Even for U.S. Bancorp, the nation's fifth-largest bank by assets, that's a lot of money. It amounts to nearly 20 percent of U.S. Bancorp's forecast operating profit for 2010, according to the average estimate among analysts tracked by Bloomberg News.

Analysts say the risk is that U.S. Bancorp's rivals will structure their new checking-account fees in such a way that customers will stay. For instance, while many banks have introduced monthly maintenance fees to generate new income, they are also creating ways for people to avoid the fees. The extra options take some of the bite out of the new fees and may keep people from switching banks, analysts said.

Wells Fargo's third quarter

Wells Fargo in July eliminated free checking for new customers, a potentially risky move.

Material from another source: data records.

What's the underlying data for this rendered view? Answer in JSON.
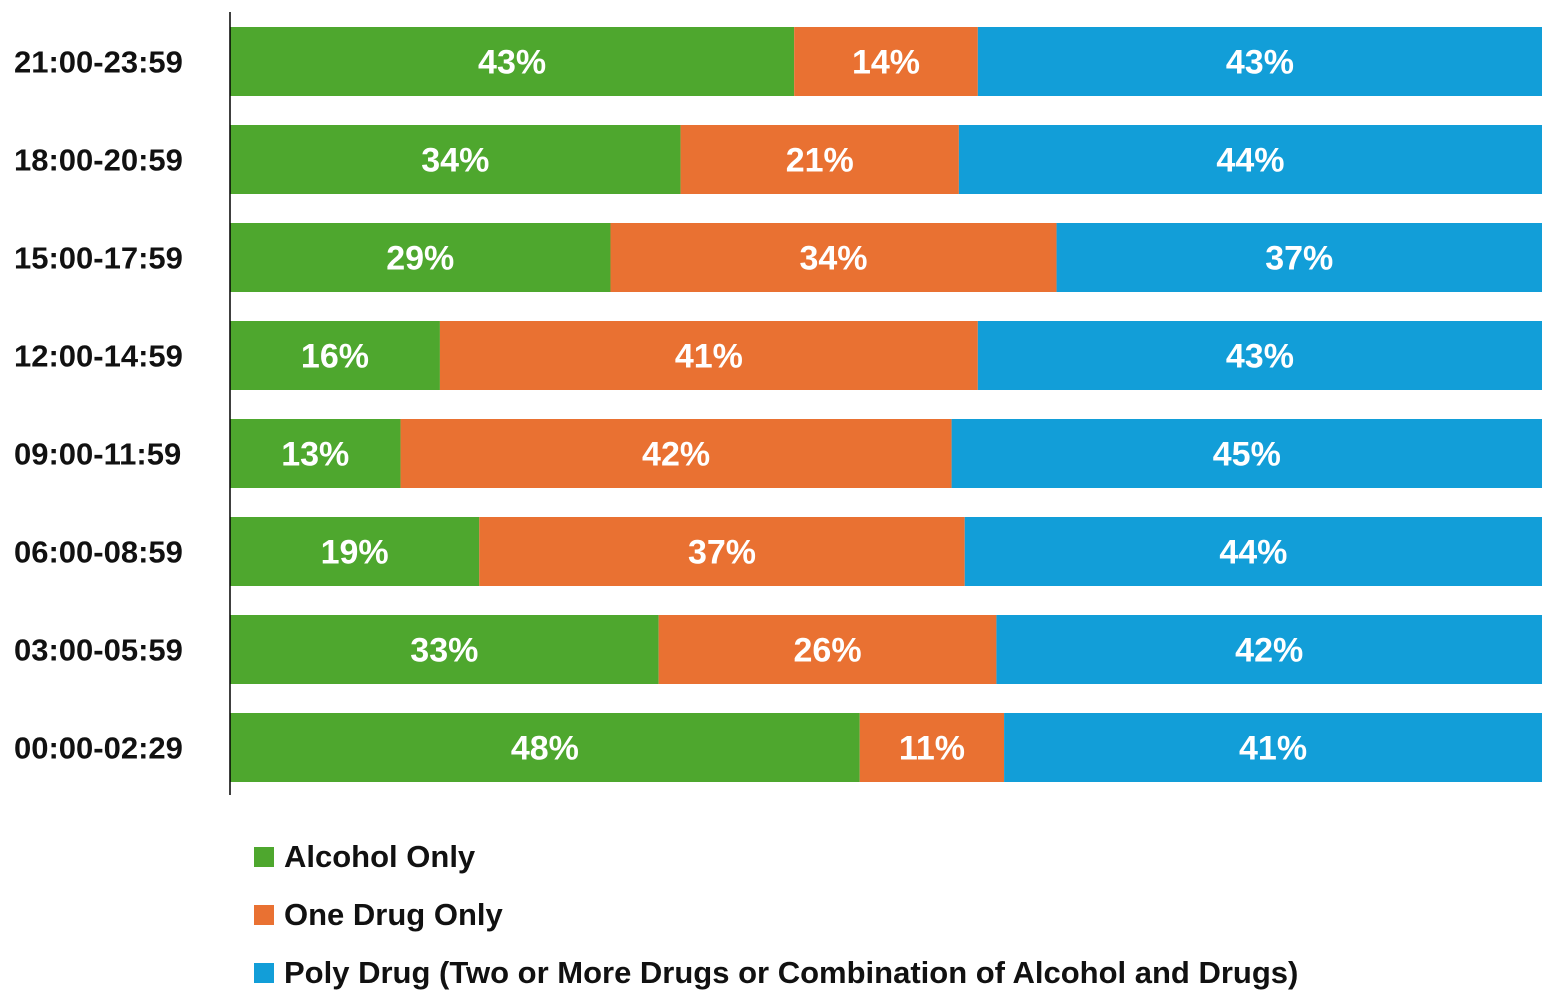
{
  "chart_data": {
    "type": "bar",
    "orientation": "horizontal",
    "stacked": true,
    "categories": [
      "21:00-23:59",
      "18:00-20:59",
      "15:00-17:59",
      "12:00-14:59",
      "09:00-11:59",
      "06:00-08:59",
      "03:00-05:59",
      "00:00-02:29"
    ],
    "series": [
      {
        "name": "Alcohol Only",
        "color": "#4EA72E",
        "values": [
          43,
          34,
          29,
          16,
          13,
          19,
          33,
          48
        ],
        "labels": [
          "43%",
          "34%",
          "29%",
          "16%",
          "13%",
          "19%",
          "33%",
          "48%"
        ]
      },
      {
        "name": "One Drug Only",
        "color": "#E97132",
        "values": [
          14,
          21,
          34,
          41,
          42,
          37,
          26,
          11
        ],
        "labels": [
          "14%",
          "21%",
          "34%",
          "41%",
          "42%",
          "37%",
          "26%",
          "11%"
        ]
      },
      {
        "name": "Poly Drug (Two or More Drugs or Combination of Alcohol and Drugs)",
        "color": "#129ED8",
        "values": [
          43,
          44,
          37,
          43,
          45,
          44,
          42,
          41
        ],
        "labels": [
          "43%",
          "44%",
          "37%",
          "43%",
          "45%",
          "44%",
          "42%",
          "41%"
        ]
      }
    ],
    "xlim": [
      0,
      100
    ],
    "grid": false,
    "legend_position": "bottom-left"
  }
}
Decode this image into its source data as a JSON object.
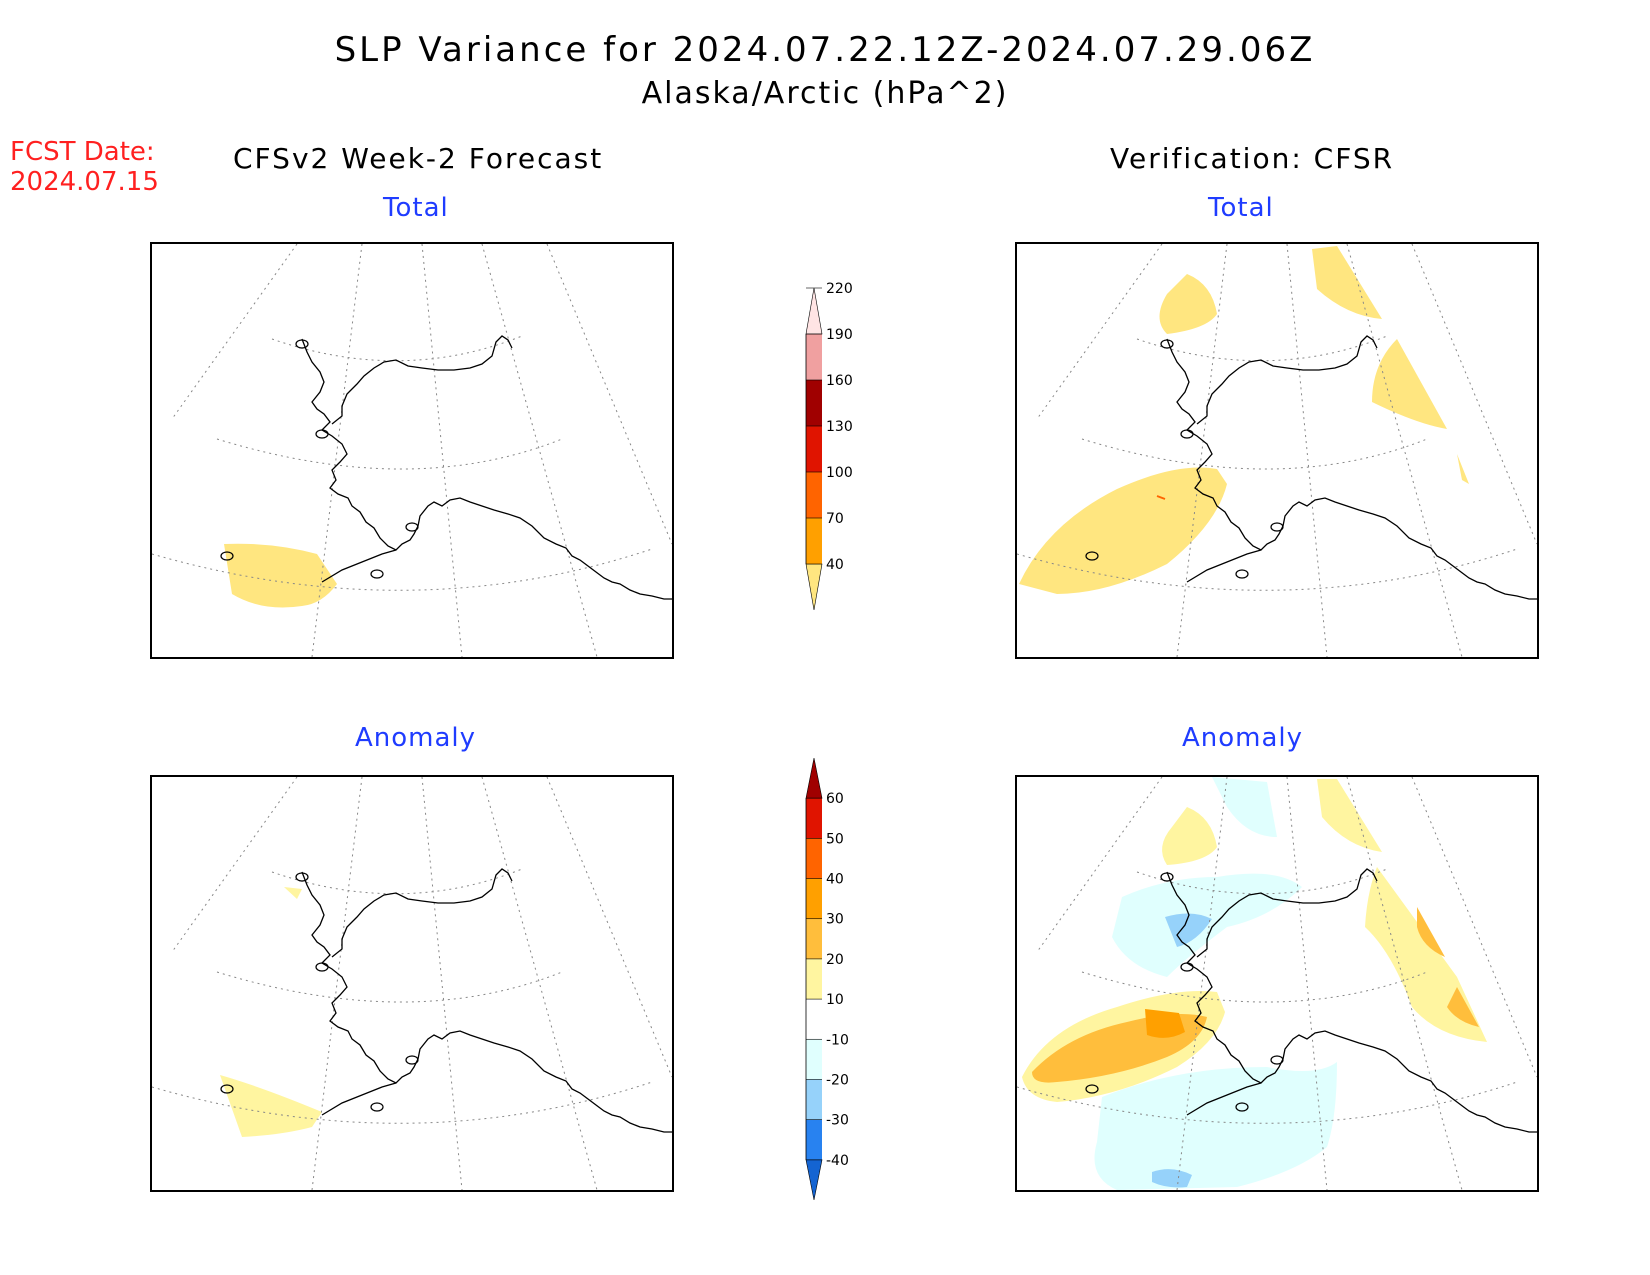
{
  "header": {
    "title": "SLP Variance for 2024.07.22.12Z-2024.07.29.06Z",
    "subtitle": "Alaska/Arctic (hPa^2)"
  },
  "fcst_date": {
    "label": "FCST Date:",
    "value": "2024.07.15"
  },
  "columns": {
    "left_title": "CFSv2 Week-2 Forecast",
    "right_title": "Verification: CFSR"
  },
  "panels": {
    "forecast_total": {
      "title": "Total"
    },
    "verification_total": {
      "title": "Total"
    },
    "forecast_anomaly": {
      "title": "Anomaly"
    },
    "verification_anomaly": {
      "title": "Anomaly"
    }
  },
  "colorbars": {
    "total": {
      "levels": [
        "40",
        "70",
        "100",
        "130",
        "160",
        "190",
        "220"
      ],
      "colors": [
        "#ffe680",
        "#ffa000",
        "#ff6400",
        "#e01400",
        "#a00000",
        "#f0a0a0",
        "#ffe4e4"
      ]
    },
    "anomaly": {
      "levels": [
        "-40",
        "-30",
        "-20",
        "-10",
        "10",
        "20",
        "30",
        "40",
        "50",
        "60"
      ],
      "colors": [
        "#1464d2",
        "#2882f0",
        "#96d2fa",
        "#e0fffe",
        "#ffffff",
        "#fff5a0",
        "#ffbe3c",
        "#ffa000",
        "#ff6400",
        "#e01400",
        "#a00000"
      ]
    }
  },
  "colors": {
    "title_red": "#ff2020",
    "panel_title_blue": "#1f3cff",
    "fill_light_yellow": "#ffe680",
    "fill_pale_yellow": "#fff5a0",
    "fill_light_orange": "#ffbe3c",
    "fill_orange": "#ffa000",
    "fill_light_cyan": "#e0fffe",
    "fill_light_blue": "#96d2fa"
  }
}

The bank introduced a new checking-account product called Value Checking that included a $5 monthly maintenance fee. However, Wells Fargo softened the blow by waiving the fee for people who agree to have their paychecks deposited directly to the bank or for account holders who maintain average daily balances of $1,500.

So far, Wells Fargo is not having difficulty retaining its deposit customers. In fact, the bank reported its average checking and savings deposits rose 9 percent over a year earlier, virtually on par with U.S. Bancorp's increase for the quarter. Wells Fargo also turned in a strong third quarter, posting a 19 percent profit gain on stronger mortgage-servicing income and reduced losses on bad loans.

"The risk for U.S. Bancorp is that customers stay with their banks, and they lose money that they might not have had to lose had they raised fees like everyone else," said Jaime Peters, a bank analyst at Morningstar.

Some analysts and large U.S. Bancorp shareholders said they consider it a risk worth taking. If U.S. Bancorp can attract more deposit customers from rivals, it will have a chance to generate fatter profits coming out of the economic downturn, noted Jon Arfstrom, a bank analyst at RBC Capital Markets in Minneapolis. That's because banks pay next to nothing for checking and savings accounts, which boosts their profit margins on loans.

Unlike most of its big-bank rivals, U.S. Bancorp made a profit in every quarter during the financial crisis and even managed to expand, hiring new employees and buying failed banks and thrifts. The bank has bought $35 billion in assets since 2008, and many analysts expect the bank to continue its buying spree by doing niche acquisitions of smaller banks.

The bank is also stockpiling huge amounts of cash. Two years ago, amid the depths of the recession, U.S. Bancorp slashed its quarterly dividend nearly 90 percent. Though unpopular with shareholders, the dividend cut means the bank is keeping hundreds of millions of dollars that used to flow to shareholders each quarter. As of Sept. 30, the bank had about $32 billion in capital.

Andy Adams, an investment manager at Mairs & Power, a St. Paul money management firm that owns 4.2 million shares of U.S. Bancorp, said the bank should take advantage of its strong capital position to try to steal customers from its rivals.

"They're in a great position relative to their peers," Adams said. "To the extent that they're picking up market share, we'll take that over short-term profitability."

U.S. Bancorp rose 2 cents Wednesday to $22.83 a share. The bank's stock is up 2 percent this year.